How to conquer a food festival

Star chef Geoffrey Zakarian tells EDGAR how he’s able to try six restaurants in one day.

March 3, 2017

Geoffrey Zakarian’s dress sense is as sharp as his kitchen knives. The star chef and dapper gent is in Dubai this weekend to take part in Dubai Food Festival. Zakarian, 58, began his career in New York City’s legendary French restaurant Le Cirque in 1981. Since then he’s led teams at numerous award-winning restaurants across America, appeared on countless TV shows as both a judge and chef, and written best-selling books.

What do you like about food festivals?
I get a chance to see new restaurants that I don’t know about. I love discovering stuff.

What’s your plan of attack when you arrive in a new city for a festival?
Usually, we’re at a food festival for three days max, so I do three lunches and three dinners on the same day.

I’m serious. I start at 11.30am in a restaurant. I sit at the bar and order one thing. The next place I have a main course at 12.30. The third restaurant I have an appetiser, and maybe a dessert. Same thing at dinner – we start at 5.30pm. I love eating early – the chefs, wait staff, and bartenders are happy and they aren’t exhausted yet.  

What’s the advantage of eating like that?
You don’t over eat, and you get the feeling of a restaurant. You don’t need to eat a full meal to get a sense of a place. It’s the first five seconds that get you: music, lighting, the greeting, the vibe – it’s my five second rule. After five seconds you’ll know if a place is really something.

What do fans ask you at food festivals?
It’s always the same questions: Why aren’t you fat? What’s the worst thing you’ve ever eaten? What would I eat if I was on my deathbed, which is pretty morbid! Of course I answer them, I love meeting fans. They ask great questions about food and restaurants during the Q&A sessions and that’s when it’s most fun.

Do you like to meet chefs?
Most of the time I know everybody, but here in Dubai I won’t.
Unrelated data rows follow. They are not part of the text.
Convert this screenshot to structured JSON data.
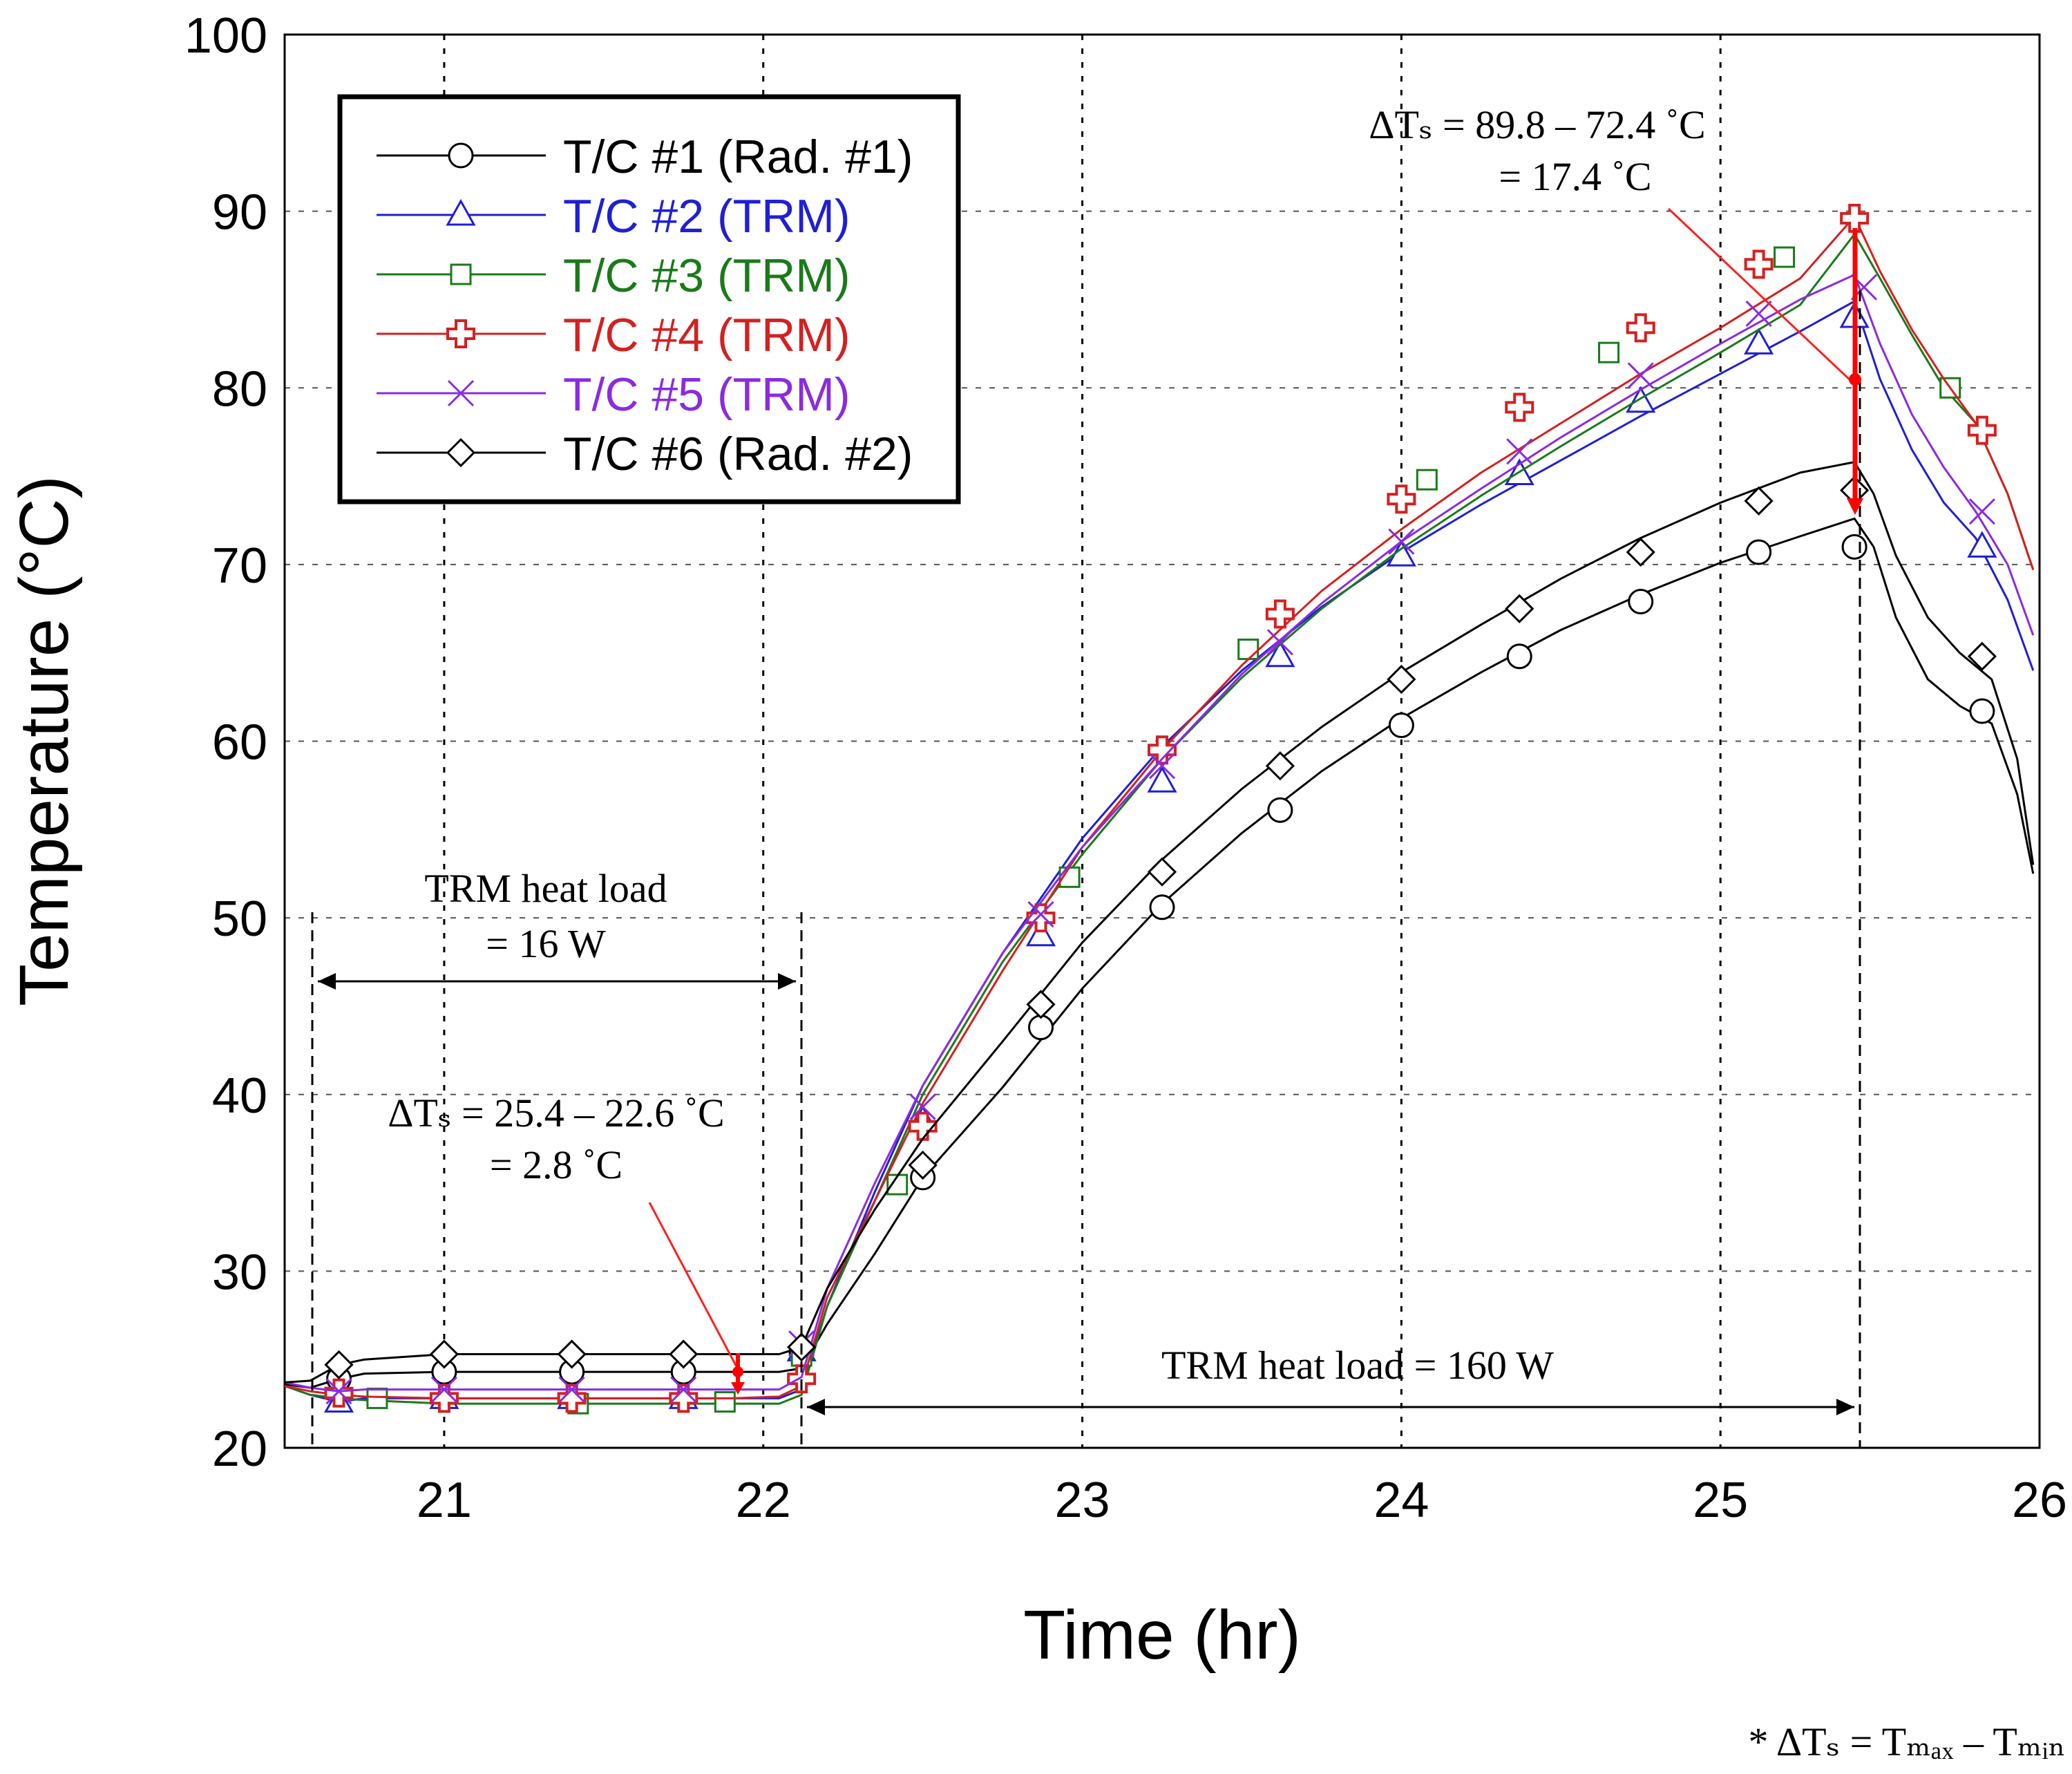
{
  "chart_data": {
    "type": "line",
    "title": "",
    "xlabel": "Time (hr)",
    "ylabel": "Temperature (°C)",
    "xlim": [
      20.5,
      26
    ],
    "ylim": [
      20,
      100
    ],
    "xticks": [
      21,
      22,
      23,
      24,
      25,
      26
    ],
    "yticks": [
      20,
      30,
      40,
      50,
      60,
      70,
      80,
      90,
      100
    ],
    "grid": true,
    "legend_position": "top-left",
    "series": [
      {
        "name": "T/C #1 (Rad. #1)",
        "color": "#000000",
        "marker": "circle",
        "x": [
          20.5,
          20.58,
          20.67,
          20.75,
          21.0,
          21.5,
          21.9,
          22.05,
          22.12,
          22.2,
          22.35,
          22.5,
          22.75,
          23.0,
          23.25,
          23.5,
          23.75,
          24.0,
          24.25,
          24.5,
          24.75,
          25.0,
          25.25,
          25.42,
          25.48,
          25.55,
          25.65,
          25.75,
          25.85,
          25.93,
          25.98
        ],
        "y": [
          23.6,
          23.4,
          23.9,
          24.2,
          24.3,
          24.3,
          24.3,
          24.3,
          24.5,
          27.0,
          31.0,
          35.3,
          40.4,
          46.0,
          50.8,
          54.8,
          58.3,
          61.3,
          63.9,
          66.3,
          68.3,
          70.1,
          71.6,
          72.6,
          71.0,
          67.0,
          63.5,
          62.0,
          61.0,
          57.0,
          52.5
        ],
        "marker_x": [
          20.67,
          21.0,
          21.4,
          21.75,
          22.12,
          22.5,
          22.87,
          23.25,
          23.62,
          24.0,
          24.37,
          24.75,
          25.12,
          25.42,
          25.82
        ],
        "marker_y": [
          23.9,
          24.3,
          24.3,
          24.3,
          25.4,
          35.3,
          43.8,
          50.6,
          56.1,
          60.9,
          64.8,
          67.9,
          70.7,
          71.0,
          61.7
        ]
      },
      {
        "name": "T/C #2 (TRM)",
        "color": "#1f1fd6",
        "marker": "triangle",
        "x": [
          20.5,
          20.58,
          20.67,
          20.75,
          21.0,
          21.5,
          21.9,
          22.05,
          22.12,
          22.2,
          22.35,
          22.5,
          22.75,
          23.0,
          23.25,
          23.5,
          23.75,
          24.0,
          24.25,
          24.5,
          24.75,
          25.0,
          25.25,
          25.42,
          25.5,
          25.6,
          25.7,
          25.8,
          25.9,
          25.98
        ],
        "y": [
          23.5,
          23.0,
          22.6,
          22.8,
          22.8,
          22.8,
          22.8,
          22.8,
          23.3,
          28.0,
          34.5,
          40.5,
          48.0,
          54.5,
          59.7,
          64.0,
          67.6,
          70.7,
          73.4,
          75.9,
          78.4,
          80.8,
          83.2,
          84.9,
          80.5,
          76.5,
          73.5,
          71.5,
          68.0,
          64.0
        ],
        "marker_x": [
          20.67,
          21.0,
          21.4,
          21.75,
          22.12,
          22.5,
          22.87,
          23.25,
          23.62,
          24.0,
          24.37,
          24.75,
          25.12,
          25.42,
          25.82
        ],
        "marker_y": [
          22.6,
          22.8,
          22.8,
          22.8,
          25.5,
          38.5,
          49.0,
          57.7,
          64.8,
          70.5,
          75.1,
          79.2,
          82.5,
          84.0,
          71.0
        ]
      },
      {
        "name": "T/C #3 (TRM)",
        "color": "#1a7a1a",
        "marker": "square",
        "x": [
          20.5,
          20.58,
          20.67,
          20.75,
          21.0,
          21.5,
          21.9,
          22.05,
          22.12,
          22.2,
          22.35,
          22.5,
          22.75,
          23.0,
          23.25,
          23.5,
          23.75,
          24.0,
          24.25,
          24.5,
          24.75,
          25.0,
          25.25,
          25.42,
          25.5,
          25.6,
          25.7,
          25.8,
          25.9,
          25.98
        ],
        "y": [
          23.5,
          23.0,
          22.8,
          22.7,
          22.5,
          22.5,
          22.5,
          22.5,
          23.0,
          28.0,
          34.0,
          40.0,
          47.5,
          53.6,
          59.0,
          63.6,
          67.5,
          70.9,
          73.9,
          76.7,
          79.4,
          82.0,
          84.7,
          88.7,
          86.2,
          83.0,
          80.0,
          78.0,
          74.0,
          69.7
        ],
        "marker_x": [
          20.79,
          21.42,
          21.88,
          22.12,
          22.42,
          22.96,
          23.52,
          24.08,
          24.65,
          25.2,
          25.72
        ],
        "marker_y": [
          22.8,
          22.5,
          22.6,
          25.2,
          34.9,
          52.3,
          65.2,
          74.8,
          82.0,
          87.4,
          80.0
        ]
      },
      {
        "name": "T/C #4 (TRM)",
        "color": "#d42020",
        "marker": "cross",
        "x": [
          20.5,
          20.58,
          20.67,
          20.75,
          21.0,
          21.5,
          21.9,
          22.05,
          22.12,
          22.2,
          22.35,
          22.5,
          22.75,
          23.0,
          23.25,
          23.5,
          23.75,
          24.0,
          24.25,
          24.5,
          24.75,
          25.0,
          25.25,
          25.42,
          25.5,
          25.6,
          25.7,
          25.8,
          25.9,
          25.98
        ],
        "y": [
          23.5,
          23.2,
          23.0,
          22.9,
          22.8,
          22.8,
          22.8,
          22.9,
          23.5,
          28.5,
          34.0,
          39.5,
          47.0,
          54.0,
          59.5,
          64.3,
          68.5,
          72.0,
          75.2,
          78.0,
          80.8,
          83.4,
          86.2,
          89.7,
          86.6,
          83.3,
          80.5,
          78.0,
          74.0,
          69.7
        ],
        "marker_x": [
          20.67,
          21.0,
          21.4,
          21.75,
          22.12,
          22.5,
          22.87,
          23.25,
          23.62,
          24.0,
          24.37,
          24.75,
          25.12,
          25.42,
          25.82
        ],
        "marker_y": [
          23.1,
          22.8,
          22.8,
          22.8,
          23.9,
          38.2,
          50.0,
          59.5,
          67.2,
          73.7,
          78.9,
          83.4,
          87.0,
          89.6,
          77.6
        ]
      },
      {
        "name": "T/C #5 (TRM)",
        "color": "#8a2be2",
        "marker": "x",
        "x": [
          20.5,
          20.58,
          20.67,
          20.75,
          21.0,
          21.5,
          21.9,
          22.05,
          22.12,
          22.2,
          22.35,
          22.5,
          22.75,
          23.0,
          23.25,
          23.5,
          23.75,
          24.0,
          24.25,
          24.5,
          24.75,
          25.0,
          25.25,
          25.42,
          25.5,
          25.6,
          25.7,
          25.8,
          25.9,
          25.98
        ],
        "y": [
          23.7,
          23.4,
          23.2,
          23.3,
          23.3,
          23.3,
          23.3,
          23.3,
          24.0,
          29.0,
          35.0,
          40.5,
          48.0,
          54.0,
          59.0,
          63.8,
          67.8,
          71.3,
          74.3,
          77.2,
          79.9,
          82.5,
          85.0,
          86.4,
          82.5,
          78.5,
          75.5,
          73.0,
          70.0,
          66.0
        ],
        "marker_x": [
          20.67,
          21.0,
          21.4,
          21.75,
          22.12,
          22.5,
          22.87,
          23.25,
          23.62,
          24.0,
          24.37,
          24.75,
          25.12,
          25.45,
          25.82
        ],
        "marker_y": [
          23.2,
          23.3,
          23.3,
          23.3,
          25.9,
          39.3,
          50.2,
          58.6,
          65.6,
          71.3,
          76.4,
          80.7,
          84.2,
          85.7,
          73.0
        ]
      },
      {
        "name": "T/C #6 (Rad. #2)",
        "color": "#000000",
        "marker": "diamond",
        "x": [
          20.5,
          20.58,
          20.67,
          20.75,
          21.0,
          21.5,
          21.9,
          22.05,
          22.12,
          22.2,
          22.35,
          22.5,
          22.75,
          23.0,
          23.25,
          23.5,
          23.75,
          24.0,
          24.25,
          24.5,
          24.75,
          25.0,
          25.25,
          25.42,
          25.48,
          25.55,
          25.65,
          25.75,
          25.85,
          25.93,
          25.98
        ],
        "y": [
          23.7,
          23.8,
          24.7,
          25.0,
          25.3,
          25.3,
          25.3,
          25.3,
          25.7,
          29.0,
          33.5,
          37.5,
          43.0,
          48.6,
          53.3,
          57.3,
          60.8,
          63.9,
          66.6,
          69.2,
          71.5,
          73.5,
          75.2,
          75.8,
          74.0,
          70.5,
          67.0,
          65.0,
          63.5,
          59.0,
          53.0
        ],
        "marker_x": [
          20.67,
          21.0,
          21.4,
          21.75,
          22.12,
          22.5,
          22.87,
          23.25,
          23.62,
          24.0,
          24.37,
          24.75,
          25.12,
          25.42,
          25.82
        ],
        "marker_y": [
          24.7,
          25.3,
          25.3,
          25.3,
          25.7,
          36.0,
          45.1,
          52.6,
          58.6,
          63.5,
          67.5,
          70.7,
          73.6,
          74.2,
          64.8
        ]
      }
    ],
    "annotations": {
      "top_delta_line1": "ΔTₛ = 89.8 – 72.4 ˚C",
      "top_delta_line2": "= 17.4 ˚C",
      "bottom_delta_line1": "ΔTₛ = 25.4 – 22.6 ˚C",
      "bottom_delta_line2": "= 2.8 ˚C",
      "low_load_line1": "TRM heat load",
      "low_load_line2": "= 16 W",
      "high_load": "TRM heat load = 160 W",
      "footnote": "* ΔTₛ = Tₘₐₓ – Tₘᵢₙ"
    }
  }
}
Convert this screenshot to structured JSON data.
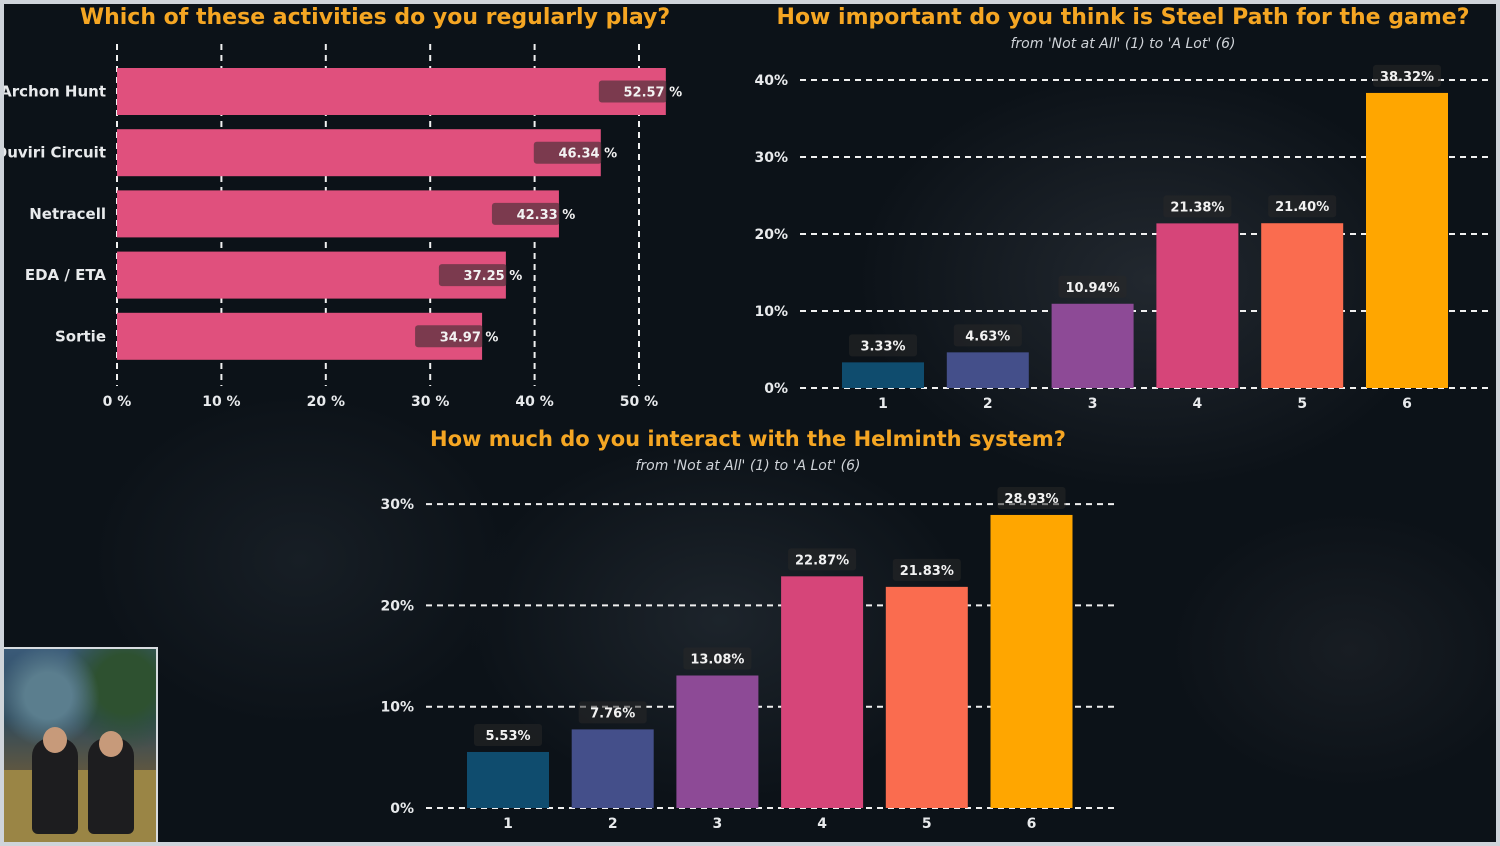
{
  "colors": {
    "title": "#f5a623",
    "bar_pink": "#e0507d",
    "palette": [
      "#0f4c6e",
      "#444f8a",
      "#8d4a96",
      "#d64579",
      "#fa6c4f",
      "#ffa600"
    ]
  },
  "chart_data": [
    {
      "type": "bar",
      "orientation": "horizontal",
      "title": "Which of these activities do you regularly play?",
      "categories": [
        "Archon Hunt",
        "Duviri Circuit",
        "Netracell",
        "EDA / ETA",
        "Sortie"
      ],
      "values": [
        52.57,
        46.34,
        42.33,
        37.25,
        34.97
      ],
      "value_labels": [
        "52.57 %",
        "46.34 %",
        "42.33 %",
        "37.25 %",
        "34.97 %"
      ],
      "xlim": [
        0,
        50
      ],
      "ticks": [
        0,
        10,
        20,
        30,
        40,
        50
      ],
      "tick_labels": [
        "0 %",
        "10 %",
        "20 %",
        "30 %",
        "40 %",
        "50 %"
      ],
      "grid": "vertical dashed"
    },
    {
      "type": "bar",
      "title": "How important do you think is Steel Path for the game?",
      "subtitle": "from 'Not at All' (1) to 'A Lot' (6)",
      "categories": [
        "1",
        "2",
        "3",
        "4",
        "5",
        "6"
      ],
      "values": [
        3.33,
        4.63,
        10.94,
        21.38,
        21.4,
        38.32
      ],
      "value_labels": [
        "3.33%",
        "4.63%",
        "10.94%",
        "21.38%",
        "21.40%",
        "38.32%"
      ],
      "ylim": [
        0,
        40
      ],
      "ticks": [
        0,
        10,
        20,
        30,
        40
      ],
      "tick_labels": [
        "0%",
        "10%",
        "20%",
        "30%",
        "40%"
      ],
      "grid": "horizontal dashed"
    },
    {
      "type": "bar",
      "title": "How much do you interact with the Helminth system?",
      "subtitle": "from 'Not at All' (1) to 'A Lot' (6)",
      "categories": [
        "1",
        "2",
        "3",
        "4",
        "5",
        "6"
      ],
      "values": [
        5.53,
        7.76,
        13.08,
        22.87,
        21.83,
        28.93
      ],
      "value_labels": [
        "5.53%",
        "7.76%",
        "13.08%",
        "22.87%",
        "21.83%",
        "28.93%"
      ],
      "ylim": [
        0,
        30
      ],
      "ticks": [
        0,
        10,
        20,
        30
      ],
      "tick_labels": [
        "0%",
        "10%",
        "20%",
        "30%"
      ],
      "grid": "horizontal dashed"
    }
  ]
}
But I will chat to chefs, sure.

Do you talk about food and restaurants?
Actually, we talk about anything but food and restaurants. Usually, it’s ‘where’s the party? Where you going tonight?’ We’re not asking, ‘what’s your latest gluten free recipe bro?’ It’s like accountants: when they meet they don’t talk about spreadsheets or tax laws.

Do you find a lot of chefs are alpha males?
Well, I’d say yeah, most chefs are alpha males, but most of them are also great chefs. We probably talk about business more than anything. We’re all following each other on Instagram so it’s like, ‘I saw you’re opening a place in Dubai?’

Would you like to open a restaurant here?
I would love to do business in Dubai. This place is right up my alley. First of all I’m Middle Eastern, hello! My mother’s Armenian so she made all this stuff. I’m not so familiar with Emirati food but, really, we’re all working with the same basket of ingredients.

Geoffrey Zakarian is showing a demonstration on Friday March 3 from 3pm to 5pm at Etisalat Beach Canteen at the Al Islami Kitchen.